The D750 is now over four years old, having been announced back in 2014, while Nikon's most affordable full-frame DSLR, the D610 was launched back in 2013. Rumors have been circulating for the past year or so that we'll see a replacement for these popular models, and it looks like 2019 could finally be the year we see a D760.
According to NikonRumors.com (opens in new tab), Nikon is expected to officially announce a replacement for the D750 – most likely called the D760 – in the first half of 2019, with shipping starting in the second half of the year.
What about a replacement for the D610? According to the rumors, the D610 will be discontinued, with the D760 replacing both models to become Nikon's sole entry-level full-frame DSLR camera.
As far as the D760's specification goes, rumors suggest (although bear in mind that these will get much more accurate as the launch gets closer and new information comes to light) that it will shoot 4K video, while the ISO button will move to the area near the shutter release – something with seen on other recent advanced Nikon DSLRs.

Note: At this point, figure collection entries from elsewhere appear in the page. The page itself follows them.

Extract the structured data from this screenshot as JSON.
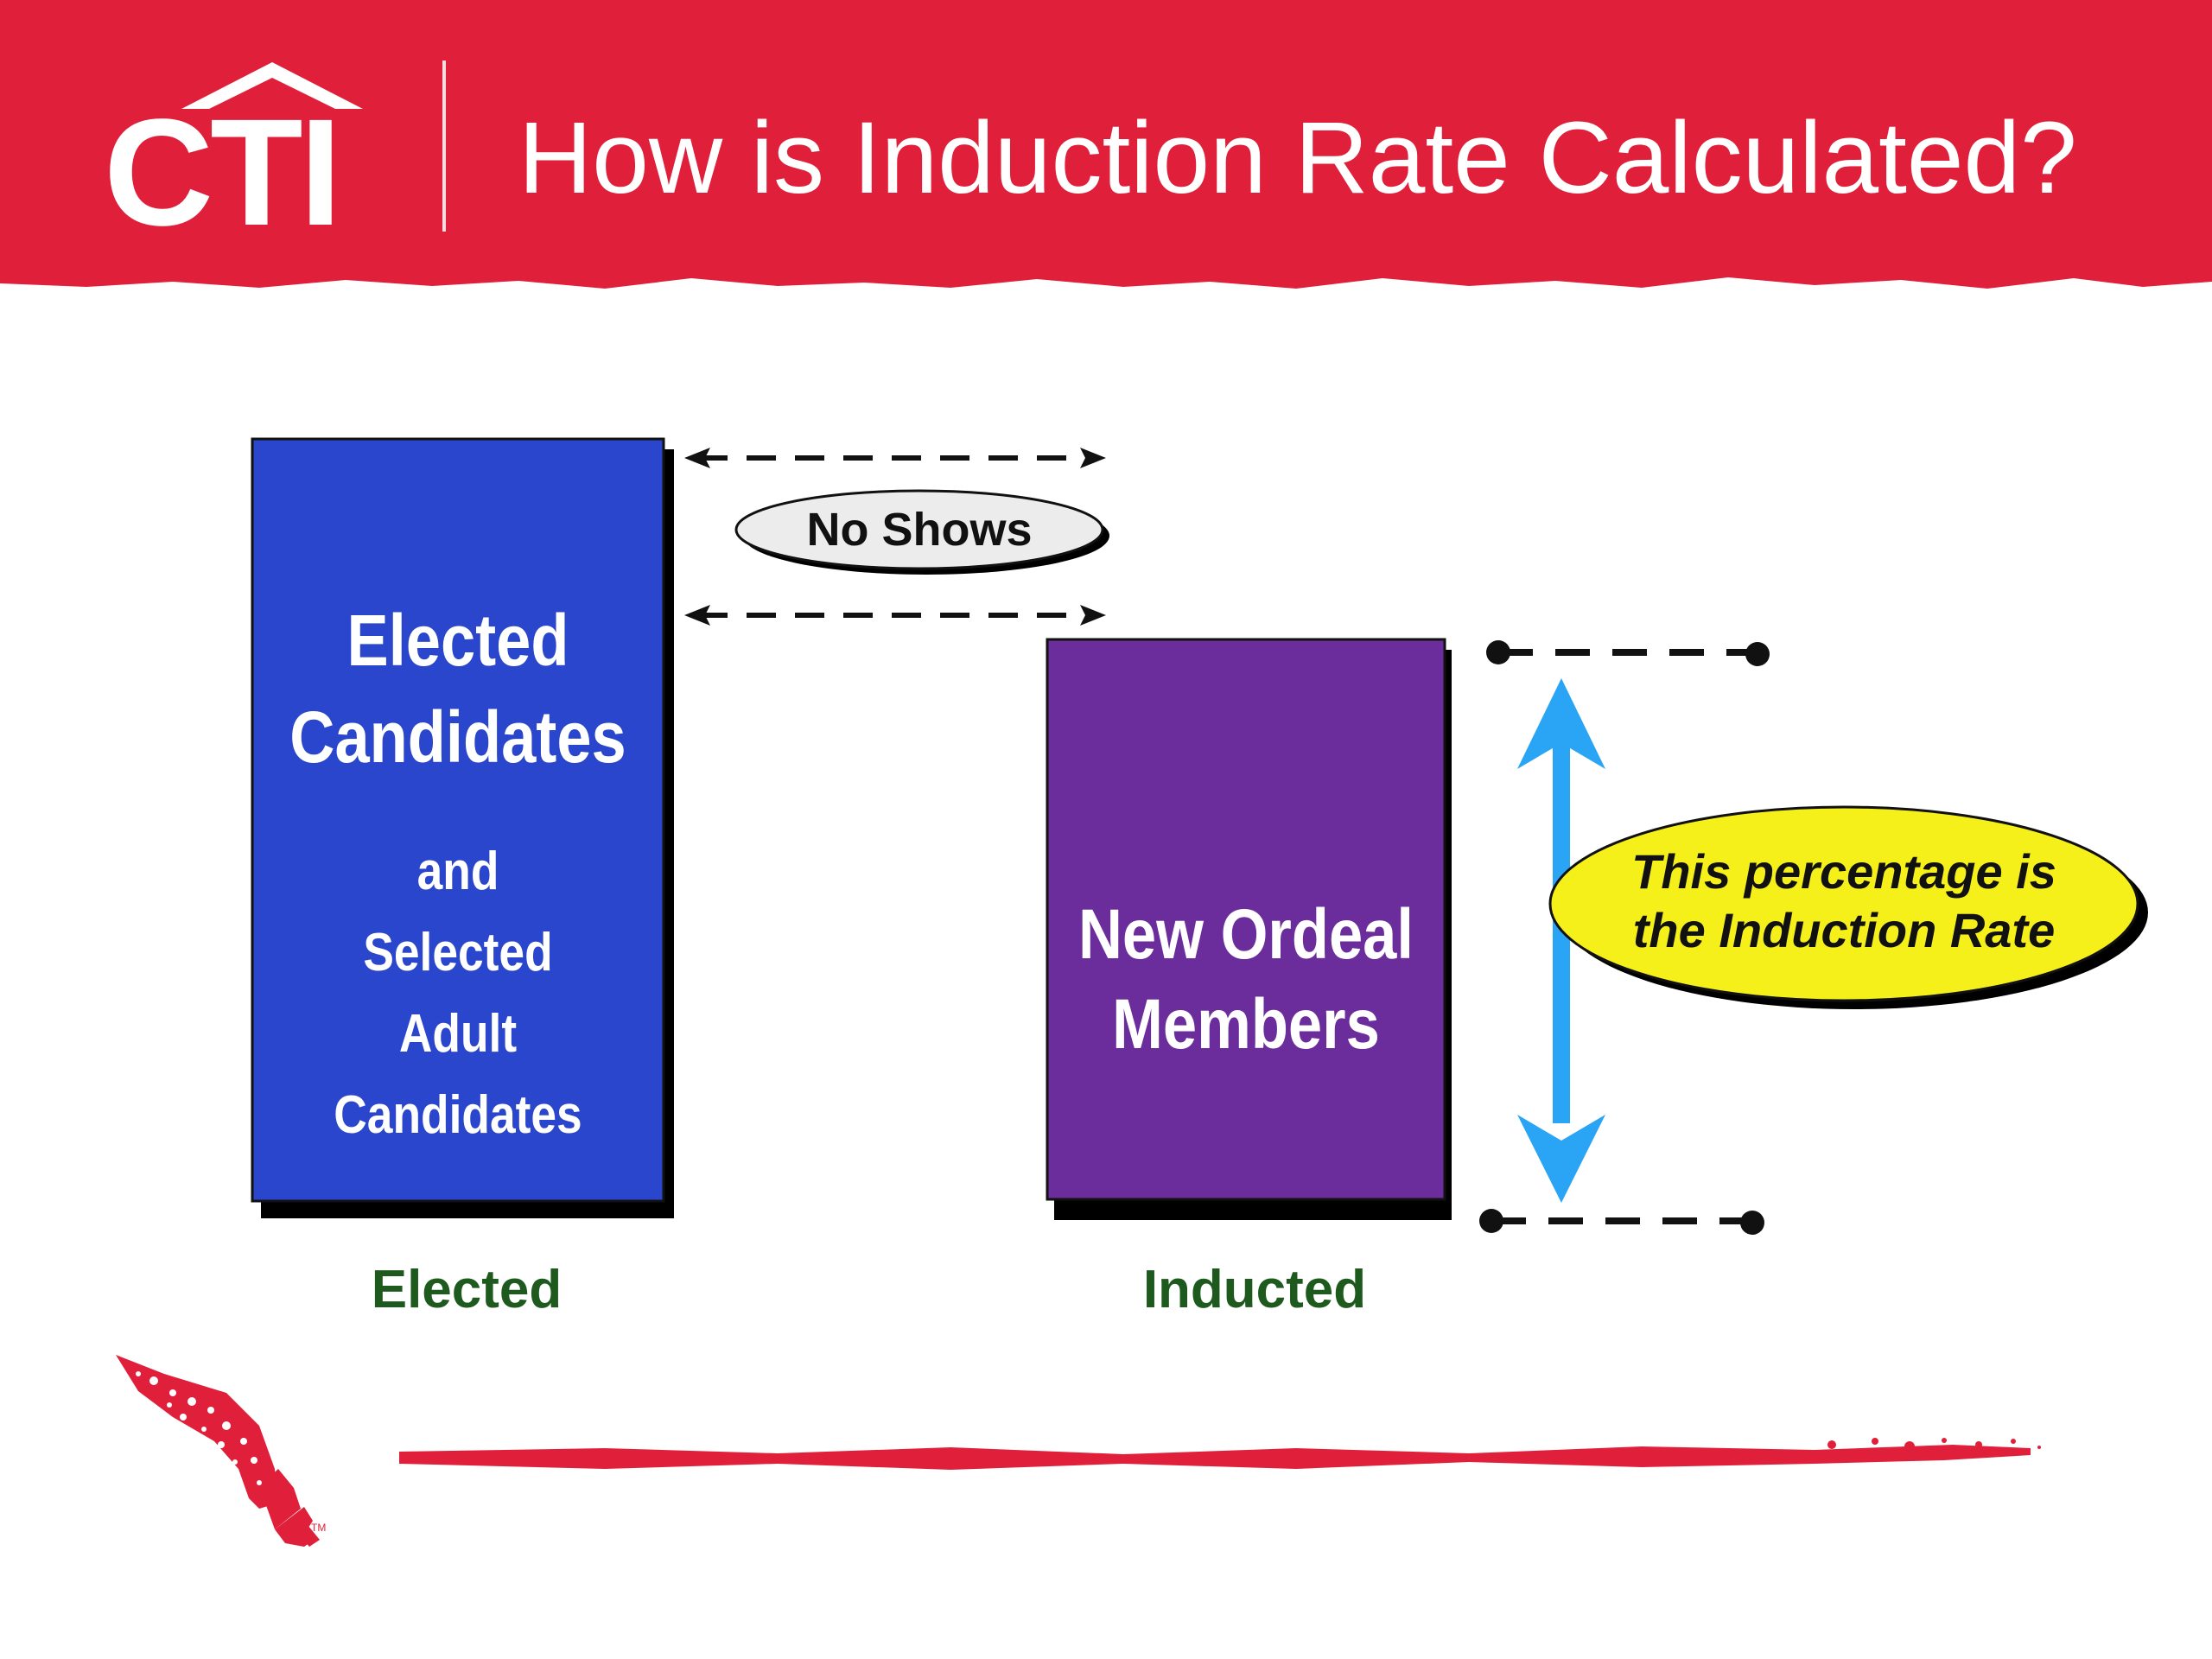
{
  "header": {
    "logo_text": "CTI",
    "title": "How is Induction Rate Calculated?"
  },
  "diagram": {
    "elected_box": {
      "line1": "Elected",
      "line2": "Candidates",
      "line3": "and",
      "line4": "Selected",
      "line5": "Adult",
      "line6": "Candidates",
      "color": "#2a46cc"
    },
    "inducted_box": {
      "line1": "New Ordeal",
      "line2": "Members",
      "color": "#6b2c9c"
    },
    "no_shows_label": "No Shows",
    "rate_callout": {
      "line1": "This percentage is",
      "line2": "the Induction Rate",
      "color": "#f5f01a"
    },
    "arrow_color": "#2aa4f4",
    "elected_label": "Elected",
    "inducted_label": "Inducted"
  },
  "footer": {
    "arrowhead_icon": "arrowhead-logo-icon",
    "trademark": "TM"
  },
  "colors": {
    "brand_red": "#e0203a",
    "label_green": "#1e5a1e"
  }
}
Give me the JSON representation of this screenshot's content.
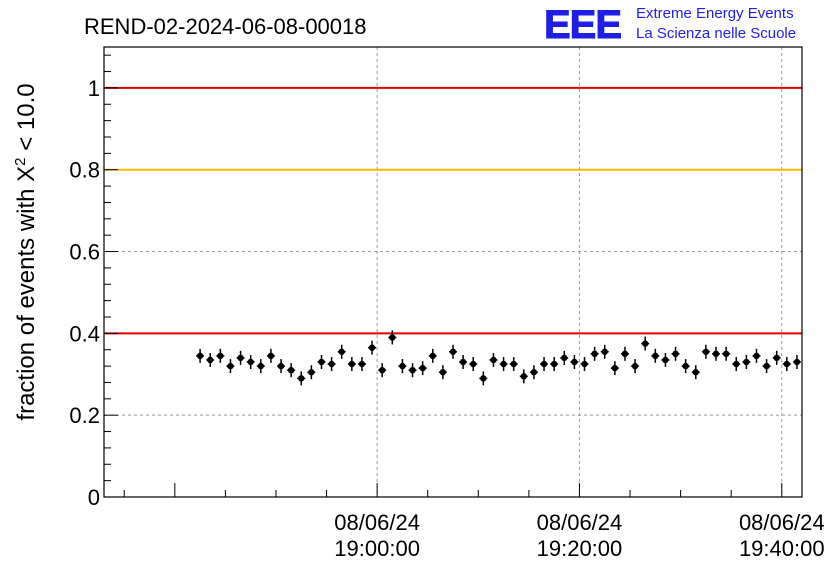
{
  "chart_data": {
    "type": "scatter",
    "title": "REND-02-2024-06-08-00018",
    "ylabel": "fraction of events with χ² < 10.0",
    "ylabel_parts": {
      "prefix": "fraction of events with X",
      "sup": "2",
      "suffix": " < 10.0"
    },
    "ylim": [
      0,
      1.1
    ],
    "y_ticks": [
      0,
      0.2,
      0.4,
      0.6,
      0.8,
      1
    ],
    "y_tick_labels": [
      "0",
      "0.2",
      "0.4",
      "0.6",
      "0.8",
      "1"
    ],
    "x_range_minutes": [
      -27,
      42
    ],
    "x_ticks": [
      {
        "minutes": 0,
        "date": "08/06/24",
        "time": "19:00:00"
      },
      {
        "minutes": 20,
        "date": "08/06/24",
        "time": "19:20:00"
      },
      {
        "minutes": 40,
        "date": "08/06/24",
        "time": "19:40:00"
      }
    ],
    "reference_lines": [
      {
        "y": 1.0,
        "color": "#dd0000"
      },
      {
        "y": 0.8,
        "color": "#ffbb00"
      },
      {
        "y": 0.4,
        "color": "#dd0000"
      }
    ],
    "grid": true,
    "series": [
      {
        "x_minutes": [
          -17.5,
          -16.5,
          -15.5,
          -14.5,
          -13.5,
          -12.5,
          -11.5,
          -10.5,
          -9.5,
          -8.5,
          -7.5,
          -6.5,
          -5.5,
          -4.5,
          -3.5,
          -2.5,
          -1.5,
          -0.5,
          0.5,
          1.5,
          2.5,
          3.5,
          4.5,
          5.5,
          6.5,
          7.5,
          8.5,
          9.5,
          10.5,
          11.5,
          12.5,
          13.5,
          14.5,
          15.5,
          16.5,
          17.5,
          18.5,
          19.5,
          20.5,
          21.5,
          22.5,
          23.5,
          24.5,
          25.5,
          26.5,
          27.5,
          28.5,
          29.5,
          30.5,
          31.5,
          32.5,
          33.5,
          34.5,
          35.5,
          36.5,
          37.5,
          38.5,
          39.5,
          40.5,
          41.5
        ],
        "values": [
          0.345,
          0.335,
          0.345,
          0.32,
          0.34,
          0.33,
          0.32,
          0.345,
          0.32,
          0.31,
          0.29,
          0.305,
          0.33,
          0.325,
          0.355,
          0.325,
          0.325,
          0.365,
          0.31,
          0.39,
          0.32,
          0.31,
          0.315,
          0.345,
          0.305,
          0.355,
          0.33,
          0.325,
          0.29,
          0.335,
          0.325,
          0.325,
          0.295,
          0.305,
          0.325,
          0.325,
          0.34,
          0.33,
          0.325,
          0.35,
          0.355,
          0.315,
          0.35,
          0.32,
          0.375,
          0.345,
          0.335,
          0.35,
          0.32,
          0.305,
          0.355,
          0.35,
          0.35,
          0.325,
          0.33,
          0.345,
          0.32,
          0.34,
          0.325,
          0.33
        ]
      }
    ]
  },
  "logo": {
    "mark": "EEE",
    "line1": "Extreme Energy Events",
    "line2": "La Scienza nelle Scuole"
  }
}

We may also see the welcome addition of an AF-On button on the back of the camera (something that was missing on the D750), while the D760 could get a AF joystick selector, and we can expect minor changes to the overall button placement compared to the D750. The new camera is also set to get an overhauled AF system – there's no additional details on this, but expect more AF points than the current 51 available on the D750.
What about the resolution?
We're speculating now, but we wouldn't be surprised if the new D760 used Sony's rumored full-frame 36MP sensor (or a variant of it). This new sensor promises 10fps shooting speeds at a depth of 16bit, while it's also claimed that it will feature on-chip phase-detect AF, improving the D760's live view performance.
The sensor is also said to use a new dual-gain ADC mode, which promises to improve dynamic range by almost two stops.
As always, we'll bring you more details of Nikon's plans as soon as we have them.